Mas o smartphone, que fascinou os adultos e os impediu de criar regras para os mais pequenos, foi o poderoso instrumento de mercado das gigantes tecnológicas, ignorado por uma esquerda informada, mas inebriada por um intelectualismo vintage, e depois usado sem escrúpulos pela extrema-direita. A desinformação, o ódio, o racismo, a misoginia e a violência fizeram o seu caminho e os jovens eleitores apresentam-se radicalizados. As desesperadas proibições na escola darão uma ajuda educativa (num próximo texto descreverei o neoludismo escolar que tenta "parar o vento com as mãos"), mas o flagelo responsabiliza uma sociedade confrontada com o crepúsculo da democracia.
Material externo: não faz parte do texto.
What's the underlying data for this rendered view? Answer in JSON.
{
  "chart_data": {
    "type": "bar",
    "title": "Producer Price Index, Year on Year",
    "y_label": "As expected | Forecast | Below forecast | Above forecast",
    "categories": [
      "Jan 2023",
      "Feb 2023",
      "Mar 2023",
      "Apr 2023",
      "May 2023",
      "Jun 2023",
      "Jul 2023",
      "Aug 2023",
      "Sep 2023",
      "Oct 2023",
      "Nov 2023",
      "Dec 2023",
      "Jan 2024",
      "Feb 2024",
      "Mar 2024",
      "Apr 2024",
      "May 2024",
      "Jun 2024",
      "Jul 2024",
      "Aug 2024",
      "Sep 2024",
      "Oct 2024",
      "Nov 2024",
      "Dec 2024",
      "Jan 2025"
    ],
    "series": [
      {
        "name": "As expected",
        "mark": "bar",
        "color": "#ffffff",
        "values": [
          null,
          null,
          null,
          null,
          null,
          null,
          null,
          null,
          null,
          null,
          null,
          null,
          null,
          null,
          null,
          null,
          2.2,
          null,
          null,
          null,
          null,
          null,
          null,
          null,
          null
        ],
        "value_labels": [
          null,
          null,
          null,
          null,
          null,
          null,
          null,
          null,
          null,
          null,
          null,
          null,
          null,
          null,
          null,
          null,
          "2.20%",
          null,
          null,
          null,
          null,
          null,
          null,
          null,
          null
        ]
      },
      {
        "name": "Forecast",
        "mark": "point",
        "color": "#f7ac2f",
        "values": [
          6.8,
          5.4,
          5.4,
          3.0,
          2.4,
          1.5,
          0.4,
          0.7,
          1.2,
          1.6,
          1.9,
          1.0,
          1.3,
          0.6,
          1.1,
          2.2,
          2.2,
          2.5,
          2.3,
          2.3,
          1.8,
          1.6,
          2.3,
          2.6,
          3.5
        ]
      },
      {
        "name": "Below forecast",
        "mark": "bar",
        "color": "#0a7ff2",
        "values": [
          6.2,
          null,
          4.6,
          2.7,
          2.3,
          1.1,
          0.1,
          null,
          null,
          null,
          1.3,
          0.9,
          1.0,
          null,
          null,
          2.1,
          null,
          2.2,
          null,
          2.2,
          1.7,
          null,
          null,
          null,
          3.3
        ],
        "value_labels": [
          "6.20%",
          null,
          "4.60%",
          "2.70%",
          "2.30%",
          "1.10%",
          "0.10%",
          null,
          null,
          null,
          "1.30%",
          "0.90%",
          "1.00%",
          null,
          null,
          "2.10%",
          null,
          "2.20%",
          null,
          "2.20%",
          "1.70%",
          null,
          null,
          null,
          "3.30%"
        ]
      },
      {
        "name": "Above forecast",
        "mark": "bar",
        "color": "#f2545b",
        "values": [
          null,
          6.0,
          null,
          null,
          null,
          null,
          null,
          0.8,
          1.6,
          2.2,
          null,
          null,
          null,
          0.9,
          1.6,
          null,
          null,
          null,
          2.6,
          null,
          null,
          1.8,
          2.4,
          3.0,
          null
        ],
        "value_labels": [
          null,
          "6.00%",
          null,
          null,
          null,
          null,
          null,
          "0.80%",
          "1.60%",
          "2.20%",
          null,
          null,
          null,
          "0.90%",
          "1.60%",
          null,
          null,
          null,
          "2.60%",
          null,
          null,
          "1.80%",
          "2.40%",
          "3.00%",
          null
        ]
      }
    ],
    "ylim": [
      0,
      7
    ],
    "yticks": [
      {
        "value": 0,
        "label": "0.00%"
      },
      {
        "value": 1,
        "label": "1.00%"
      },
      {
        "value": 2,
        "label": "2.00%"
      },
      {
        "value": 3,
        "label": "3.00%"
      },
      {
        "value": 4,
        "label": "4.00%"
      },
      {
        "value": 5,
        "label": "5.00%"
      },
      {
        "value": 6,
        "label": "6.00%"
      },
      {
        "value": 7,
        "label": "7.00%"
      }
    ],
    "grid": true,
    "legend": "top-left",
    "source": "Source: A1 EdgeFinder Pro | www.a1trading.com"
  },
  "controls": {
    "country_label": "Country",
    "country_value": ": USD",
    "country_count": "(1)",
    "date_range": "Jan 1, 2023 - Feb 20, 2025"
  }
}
Por outro lado, o segundo pilar da ingenuidade sueca remete-nos para a década de 1990. Sumariamente, as políticas neoliberais, importadas dos EUA, incluíam cortes brutais na percentagem do PIB para a educação. Outros países nórdicos rejeitaram a receita, mas os ingénuos suecos não: escolheram o caminho da municipalização e da entrega da gestão das escolas a empresas privadas. Denominaram-no ensino independente (friskolor). A propaganda fatal baseava-se na extractiva liberdade de escolha da escola e na melhoria das avaliações escolares resumida numa divisa sem qualquer base científica: aprende-se sem esforço e em diversão, e sabemos como cada um o faz. Foi um desastre: ruinosas privatizações de lucros à custa de cortes no essencial, queda das aprendizagens e crescimento das desigualdades educativas em benefício das populações dos municípios mais ricos. Só recentemente se reconheceu a ingenuidade e decorre a reversão.
A ingenuidade portuguesa é muito semelhante no digital e tem mais nuances no segundo eixo. Na verdade, o arco da governação (PS, PSD e CDS) entrou no século XXI determinado em cortar a eito na educação (a percentagem do PIB veio de 6,7%, em 2001, para os actuais 2,9%) com um lema neoliberal: "fazer mais com menos". Influentes políticos da educação (ex-governantes, deputados, académicos e professores) viam na empresa privada Grupo GPS (ensino particular e cooperativo) um laboratório da agenda a ser aplicada nas escolas públicas: proletarização dos professores, despotismo na gestão das escolas, avaliação absurda de profissionais, burocracia como inversão do ónus da prova e inflação das classificações dos alunos.
Duas décadas depois, esta ingenuidade perdura num clima de falta de professores, de desautorizações do ensino, de indisciplina nas salas de aula e de queda das aprendizagens. Se o PS apenas travou o Grupo GPS em 2015 e só agora, tardiamente e na oposição, reconhece o grave erro na gestão das escolas, a AD legislou, em 2023, a recuperação faseada do tempo de serviço dos professores, mas os seus governantes são mais ingénuos do que os suecos: reduziram a capacidade técnica do poder central com mais uma lei orgânica descentralizadora, prometeram um estatuto autocrata do director escolar e kafkianos prémios de desempenho, e insistem na criação de uma aura que privatize a gestão das escolas.